Two Schools of Thought
There are two widespread but opposite beliefs surrounding security in the public cloud:
- Abandon all hope! When you send data to the public cloud, you no longer control it and you don’t actually own it. You can’t even access the data except by the good graces of the cloud provider. In the cloud, you can kiss data security goodbye.
- No problems! Putting data in the cloud is like putting money in the bank: They’ll put it in a vault, designed and guarded by professionals, and they’re on it. After all, that is their jobIn the cloud, your data is safe and sound.
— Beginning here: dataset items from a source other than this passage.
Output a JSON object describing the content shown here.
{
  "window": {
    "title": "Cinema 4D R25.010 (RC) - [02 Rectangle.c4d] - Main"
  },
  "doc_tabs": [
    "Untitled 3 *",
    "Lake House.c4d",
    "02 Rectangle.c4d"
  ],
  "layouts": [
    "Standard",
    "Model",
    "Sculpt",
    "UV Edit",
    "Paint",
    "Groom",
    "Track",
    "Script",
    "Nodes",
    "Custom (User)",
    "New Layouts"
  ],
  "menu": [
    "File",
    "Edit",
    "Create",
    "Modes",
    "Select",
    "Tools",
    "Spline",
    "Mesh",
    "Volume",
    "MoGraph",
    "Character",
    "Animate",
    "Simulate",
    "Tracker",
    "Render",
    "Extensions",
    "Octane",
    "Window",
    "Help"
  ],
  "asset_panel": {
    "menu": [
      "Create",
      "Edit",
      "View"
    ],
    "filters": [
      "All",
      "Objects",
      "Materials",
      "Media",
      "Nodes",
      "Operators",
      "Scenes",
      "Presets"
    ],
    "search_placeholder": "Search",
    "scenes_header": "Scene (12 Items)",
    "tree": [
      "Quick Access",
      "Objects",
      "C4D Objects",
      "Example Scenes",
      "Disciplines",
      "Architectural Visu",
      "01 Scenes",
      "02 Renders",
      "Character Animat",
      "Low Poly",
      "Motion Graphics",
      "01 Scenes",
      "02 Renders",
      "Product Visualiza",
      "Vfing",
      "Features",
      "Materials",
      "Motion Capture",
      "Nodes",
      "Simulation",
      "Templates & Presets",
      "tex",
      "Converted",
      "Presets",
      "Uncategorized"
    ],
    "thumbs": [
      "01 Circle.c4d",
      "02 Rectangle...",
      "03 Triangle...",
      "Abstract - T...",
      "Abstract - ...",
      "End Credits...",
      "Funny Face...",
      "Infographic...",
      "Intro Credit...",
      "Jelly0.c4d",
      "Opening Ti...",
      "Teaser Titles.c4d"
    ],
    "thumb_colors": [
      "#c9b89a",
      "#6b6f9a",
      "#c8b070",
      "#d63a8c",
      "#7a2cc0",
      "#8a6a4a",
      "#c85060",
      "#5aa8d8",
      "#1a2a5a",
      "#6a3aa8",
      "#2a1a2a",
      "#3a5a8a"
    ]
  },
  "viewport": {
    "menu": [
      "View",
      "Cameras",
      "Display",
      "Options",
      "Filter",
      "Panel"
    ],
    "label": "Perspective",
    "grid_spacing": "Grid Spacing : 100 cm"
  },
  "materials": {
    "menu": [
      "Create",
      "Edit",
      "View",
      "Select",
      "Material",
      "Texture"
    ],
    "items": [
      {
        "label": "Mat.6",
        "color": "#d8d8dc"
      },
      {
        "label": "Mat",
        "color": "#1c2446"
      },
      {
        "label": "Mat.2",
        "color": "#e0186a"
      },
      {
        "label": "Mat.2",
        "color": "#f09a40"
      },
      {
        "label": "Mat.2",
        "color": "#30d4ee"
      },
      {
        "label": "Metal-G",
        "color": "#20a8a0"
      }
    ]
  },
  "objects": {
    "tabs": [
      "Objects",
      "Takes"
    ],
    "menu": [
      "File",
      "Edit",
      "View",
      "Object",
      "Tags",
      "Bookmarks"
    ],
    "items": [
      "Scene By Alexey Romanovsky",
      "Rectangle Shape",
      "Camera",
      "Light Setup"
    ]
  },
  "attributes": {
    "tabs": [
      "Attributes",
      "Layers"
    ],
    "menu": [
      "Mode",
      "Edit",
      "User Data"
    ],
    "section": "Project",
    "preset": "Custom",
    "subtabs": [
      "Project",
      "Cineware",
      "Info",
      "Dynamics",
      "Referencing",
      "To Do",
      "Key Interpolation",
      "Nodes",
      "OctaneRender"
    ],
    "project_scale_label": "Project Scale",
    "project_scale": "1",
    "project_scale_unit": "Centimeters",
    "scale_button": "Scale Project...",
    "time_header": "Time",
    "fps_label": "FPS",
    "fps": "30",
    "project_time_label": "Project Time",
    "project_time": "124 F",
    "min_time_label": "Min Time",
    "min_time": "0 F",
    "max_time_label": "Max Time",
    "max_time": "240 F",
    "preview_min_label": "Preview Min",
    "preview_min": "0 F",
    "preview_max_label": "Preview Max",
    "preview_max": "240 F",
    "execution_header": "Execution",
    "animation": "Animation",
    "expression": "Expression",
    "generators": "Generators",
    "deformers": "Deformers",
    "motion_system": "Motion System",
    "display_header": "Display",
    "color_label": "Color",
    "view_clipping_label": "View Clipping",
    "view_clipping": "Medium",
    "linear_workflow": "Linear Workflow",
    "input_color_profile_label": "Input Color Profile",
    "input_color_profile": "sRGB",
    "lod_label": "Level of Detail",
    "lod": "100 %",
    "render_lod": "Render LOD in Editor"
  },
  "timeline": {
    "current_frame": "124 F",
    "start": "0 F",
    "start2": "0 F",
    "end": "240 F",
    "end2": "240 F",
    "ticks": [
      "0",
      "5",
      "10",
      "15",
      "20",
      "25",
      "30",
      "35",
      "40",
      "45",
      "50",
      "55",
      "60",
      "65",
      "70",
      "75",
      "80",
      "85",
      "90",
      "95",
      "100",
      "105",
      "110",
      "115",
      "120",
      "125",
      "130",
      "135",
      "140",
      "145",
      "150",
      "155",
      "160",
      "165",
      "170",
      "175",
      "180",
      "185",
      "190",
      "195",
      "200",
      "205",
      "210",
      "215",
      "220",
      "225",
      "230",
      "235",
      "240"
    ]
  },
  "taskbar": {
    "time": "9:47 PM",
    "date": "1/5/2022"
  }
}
Both of these beliefs are broad and all embracing, telling you everything you need to know about cloud security. In the language of folklore experts, they are myths But according to InfoWorld, these beliefs are also myths in the ordinary, everyday sense — that is to say, both of them are false.
The Hazards of Mythology
The good news about cloud security is that public cloud security is, in fact, good. Those nightmarish cybercrime stories that regularly lead the news tend to have one thing in common: They don’t involve the cloud.
Cloud providers know that a breach could kill their business overnight, and they act on that knowledge. They don’t sweep security updates under the rug, for example. Does your organization treat security as a top priority? Cloud providers do.
So far, that sounds a lot like the second myth described above, but don’t kick back for a cloud security snooze just yet.
To Err Is All Too Human
It is still ultimately your organization’s data, and you are responsible for it. If your cloud-stored customer data gets spilled all over the internet, your customers aren’t going to blame your cloud provider.
You have security requirements, and wherever and however your data is stored, you should be using data protection tools that meet those requirements. As the InfoWorld article explained, “You should use identity and access management (IAM), encryption and perhaps multifactor authentication. If you’ve done all that, you’ve done your job.”
Above all, never forget that there is no purely technical solution to the human factor. If a spear phishing email tricks an employee into revealing his or her password to cyberthieves, no cloud provider’s security measure can keep the fraudsters from accessing whatever the legitimate user of that password could access.
Cloud Security Is What You Make It
In short, cloud security is neither a magic bullet for thieves nor a magic shield for your data. The cloud can offer real security advantages, due to the emphasis that providers can and do place on security protections. But in the end, what you get out of your security measures is usually proportional to the time and effort you put into them.